With President Obama set to announce changes to the NSA on Friday, a new study has concluded that the bulk of the phone records collected by the NSA “has had no discernible impact on preventing acts of terrorism.”
The study by the New America Foundation, a Washington-based nonprofit group, analyzed 225 terrorism cases inside the United States since the Sept. 11, 2001. The group concluded that in the majority of cases, it was traditional law enforcement and investigative methods that provided the tip or evidence to initiate the case.
The NSA counterterrorism program “was not essential to preventing attacks” and much of the evidence it did turn up “could readily have been obtained in a timely manner using conventional [court] orders,” the study said.

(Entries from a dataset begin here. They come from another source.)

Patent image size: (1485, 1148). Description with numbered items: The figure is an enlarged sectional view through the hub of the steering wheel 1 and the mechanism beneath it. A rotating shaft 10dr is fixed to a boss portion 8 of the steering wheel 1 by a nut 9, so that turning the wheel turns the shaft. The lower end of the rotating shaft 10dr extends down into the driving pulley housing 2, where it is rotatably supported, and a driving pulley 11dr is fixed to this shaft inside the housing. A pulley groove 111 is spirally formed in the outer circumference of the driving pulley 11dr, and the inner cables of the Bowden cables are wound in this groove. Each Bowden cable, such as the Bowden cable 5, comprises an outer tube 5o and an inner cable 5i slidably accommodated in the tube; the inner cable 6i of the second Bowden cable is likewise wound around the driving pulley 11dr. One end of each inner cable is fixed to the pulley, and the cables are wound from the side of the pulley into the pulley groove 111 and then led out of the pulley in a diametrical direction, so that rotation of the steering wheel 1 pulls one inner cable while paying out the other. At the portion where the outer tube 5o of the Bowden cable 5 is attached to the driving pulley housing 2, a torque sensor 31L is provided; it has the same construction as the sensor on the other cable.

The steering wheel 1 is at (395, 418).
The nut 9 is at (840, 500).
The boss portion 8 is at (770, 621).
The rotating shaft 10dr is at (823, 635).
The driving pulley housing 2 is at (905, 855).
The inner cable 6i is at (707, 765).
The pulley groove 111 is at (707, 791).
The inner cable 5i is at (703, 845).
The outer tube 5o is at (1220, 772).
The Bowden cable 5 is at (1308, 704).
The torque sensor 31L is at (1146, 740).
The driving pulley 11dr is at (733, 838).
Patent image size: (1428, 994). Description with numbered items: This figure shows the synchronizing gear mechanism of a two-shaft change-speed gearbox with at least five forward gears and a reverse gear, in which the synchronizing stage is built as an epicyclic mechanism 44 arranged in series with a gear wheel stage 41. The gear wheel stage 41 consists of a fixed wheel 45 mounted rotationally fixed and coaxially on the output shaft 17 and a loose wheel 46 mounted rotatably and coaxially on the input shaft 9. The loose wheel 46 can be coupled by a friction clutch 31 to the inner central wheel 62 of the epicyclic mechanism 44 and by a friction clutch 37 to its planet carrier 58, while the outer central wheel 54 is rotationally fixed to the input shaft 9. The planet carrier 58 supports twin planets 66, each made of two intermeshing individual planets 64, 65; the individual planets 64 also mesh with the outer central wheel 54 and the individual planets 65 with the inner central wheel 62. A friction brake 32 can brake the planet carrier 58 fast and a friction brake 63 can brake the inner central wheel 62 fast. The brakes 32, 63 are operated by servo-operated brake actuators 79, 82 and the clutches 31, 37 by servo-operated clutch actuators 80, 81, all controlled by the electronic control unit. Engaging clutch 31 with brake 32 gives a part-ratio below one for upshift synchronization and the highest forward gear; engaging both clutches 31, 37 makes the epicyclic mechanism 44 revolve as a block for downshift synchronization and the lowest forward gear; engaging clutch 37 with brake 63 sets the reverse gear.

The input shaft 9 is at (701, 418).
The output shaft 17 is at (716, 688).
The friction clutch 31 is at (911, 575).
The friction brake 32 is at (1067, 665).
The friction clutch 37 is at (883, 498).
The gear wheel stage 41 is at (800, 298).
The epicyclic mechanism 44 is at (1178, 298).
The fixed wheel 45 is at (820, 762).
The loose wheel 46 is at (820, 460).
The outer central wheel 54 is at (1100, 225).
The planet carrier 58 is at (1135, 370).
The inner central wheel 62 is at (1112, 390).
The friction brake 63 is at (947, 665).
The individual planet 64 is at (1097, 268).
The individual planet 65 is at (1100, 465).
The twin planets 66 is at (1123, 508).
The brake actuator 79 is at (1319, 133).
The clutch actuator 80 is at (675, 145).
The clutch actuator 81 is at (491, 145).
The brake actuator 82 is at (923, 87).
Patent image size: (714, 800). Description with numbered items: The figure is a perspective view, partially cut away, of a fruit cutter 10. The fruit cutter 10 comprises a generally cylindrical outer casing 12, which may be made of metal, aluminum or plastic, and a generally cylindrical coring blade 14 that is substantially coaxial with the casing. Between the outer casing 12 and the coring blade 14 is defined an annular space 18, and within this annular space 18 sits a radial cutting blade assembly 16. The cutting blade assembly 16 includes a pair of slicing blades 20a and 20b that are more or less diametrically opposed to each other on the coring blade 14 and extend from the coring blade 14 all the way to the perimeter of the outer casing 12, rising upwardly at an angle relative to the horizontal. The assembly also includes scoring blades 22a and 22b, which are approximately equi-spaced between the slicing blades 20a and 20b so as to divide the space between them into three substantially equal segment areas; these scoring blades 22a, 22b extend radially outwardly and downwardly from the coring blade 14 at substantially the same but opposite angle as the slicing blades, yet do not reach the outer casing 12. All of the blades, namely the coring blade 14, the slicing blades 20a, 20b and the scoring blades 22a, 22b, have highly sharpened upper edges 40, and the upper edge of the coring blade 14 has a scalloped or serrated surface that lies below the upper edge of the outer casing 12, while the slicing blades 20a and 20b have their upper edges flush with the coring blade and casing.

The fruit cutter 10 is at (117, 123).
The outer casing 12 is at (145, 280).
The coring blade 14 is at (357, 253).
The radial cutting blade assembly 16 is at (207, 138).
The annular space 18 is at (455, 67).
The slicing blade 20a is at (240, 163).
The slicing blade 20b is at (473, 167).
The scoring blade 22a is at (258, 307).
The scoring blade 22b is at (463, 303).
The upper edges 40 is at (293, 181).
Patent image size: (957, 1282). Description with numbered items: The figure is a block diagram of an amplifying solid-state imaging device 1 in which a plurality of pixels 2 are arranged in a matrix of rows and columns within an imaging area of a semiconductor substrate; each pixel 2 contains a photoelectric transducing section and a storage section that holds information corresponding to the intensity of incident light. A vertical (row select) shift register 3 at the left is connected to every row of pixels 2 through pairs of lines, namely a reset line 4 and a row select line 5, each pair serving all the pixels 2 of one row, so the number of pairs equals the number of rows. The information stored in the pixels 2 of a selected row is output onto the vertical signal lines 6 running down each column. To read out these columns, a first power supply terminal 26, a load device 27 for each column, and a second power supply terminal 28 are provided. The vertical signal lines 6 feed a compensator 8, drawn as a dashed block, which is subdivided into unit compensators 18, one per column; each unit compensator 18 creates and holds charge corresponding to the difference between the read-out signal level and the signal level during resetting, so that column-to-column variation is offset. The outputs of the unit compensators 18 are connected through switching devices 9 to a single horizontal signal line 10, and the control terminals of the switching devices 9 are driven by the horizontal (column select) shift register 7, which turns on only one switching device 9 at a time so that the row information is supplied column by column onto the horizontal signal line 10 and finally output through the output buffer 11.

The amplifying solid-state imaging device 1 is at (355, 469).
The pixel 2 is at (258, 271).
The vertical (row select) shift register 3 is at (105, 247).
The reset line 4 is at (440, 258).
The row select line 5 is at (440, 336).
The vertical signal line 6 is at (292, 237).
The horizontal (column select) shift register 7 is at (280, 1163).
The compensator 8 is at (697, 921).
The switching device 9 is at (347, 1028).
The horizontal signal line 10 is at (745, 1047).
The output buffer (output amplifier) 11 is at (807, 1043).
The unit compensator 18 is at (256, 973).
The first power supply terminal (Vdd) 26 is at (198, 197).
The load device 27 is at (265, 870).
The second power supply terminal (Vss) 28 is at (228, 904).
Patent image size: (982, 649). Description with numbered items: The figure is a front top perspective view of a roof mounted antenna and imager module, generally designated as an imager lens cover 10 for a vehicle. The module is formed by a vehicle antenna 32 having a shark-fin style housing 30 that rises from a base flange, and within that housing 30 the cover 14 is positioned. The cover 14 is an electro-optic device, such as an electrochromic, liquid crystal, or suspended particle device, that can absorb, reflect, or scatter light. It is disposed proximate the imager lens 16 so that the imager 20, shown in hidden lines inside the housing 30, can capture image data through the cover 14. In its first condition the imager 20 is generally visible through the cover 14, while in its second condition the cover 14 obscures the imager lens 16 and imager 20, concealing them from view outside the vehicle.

Since whistleblower Edward Snowden revealed that the NSA has been collecting metadata on the phone records of Americans, the White House has been under increasing pressure to squelch the program. Last month, U.S. District Judge Richard Leon ruled that the NSA’s data collection activities are likely unconstitutional, saying the bulk collection of phone records “certainly does violate a reasonable expectation of privacy.”
The White House has announced that Obama on Friday will reveal changes he will be instituting to the NSA’s data collection practices. Meanwhile, Republican Sen. John McCain has called for a congressional investigation into America’s “broken” National Security Agency.
McCain said Congress was probably going to need to pass legislation to implement Obama’s recommendations.
“Is there anybody believes that this system is not broken in many respects? I think not,” McCain said yesterday on CNN.
“There has been overreach, it seems to me,” he added. “Sometimes these agencies have done things just because they can. I think we need a select committee in Congress to go over this whole scenario, because it does overlap many committees.”
The White House has said the program is one tool that complements others in building a more complete picture of a terrorist plot or network. It has been valuable in killing rumors of plots against the U.S., which Director of National Intelligence James R. Clapper Jr. calls the “peace of mind” metric.
Michael Morell, a former acting CIA director, said the program “needs to be successful only once to be invaluable.”
According to the New America Foundation, the program provided evidence to initiate only one case — San Diego cabdriver Basaaly Moalin was convicted of sending money to a terrorist group in Somalia, along with three co-conspirators were also convicted. But the group said the cases involved no threat of attack against the United States.
“The overall problem for U.S. counterterrorism officials is not that they need vaster amounts of information from the bulk surveillance programs, but that they don’t sufficiently understand or widely share the information they already possess that was derived from conventional law enforcement and intelligence techniques,” said the report, whose principal author is Peter Bergen, director of the foundation’s National Security Program and an expert on terrorism.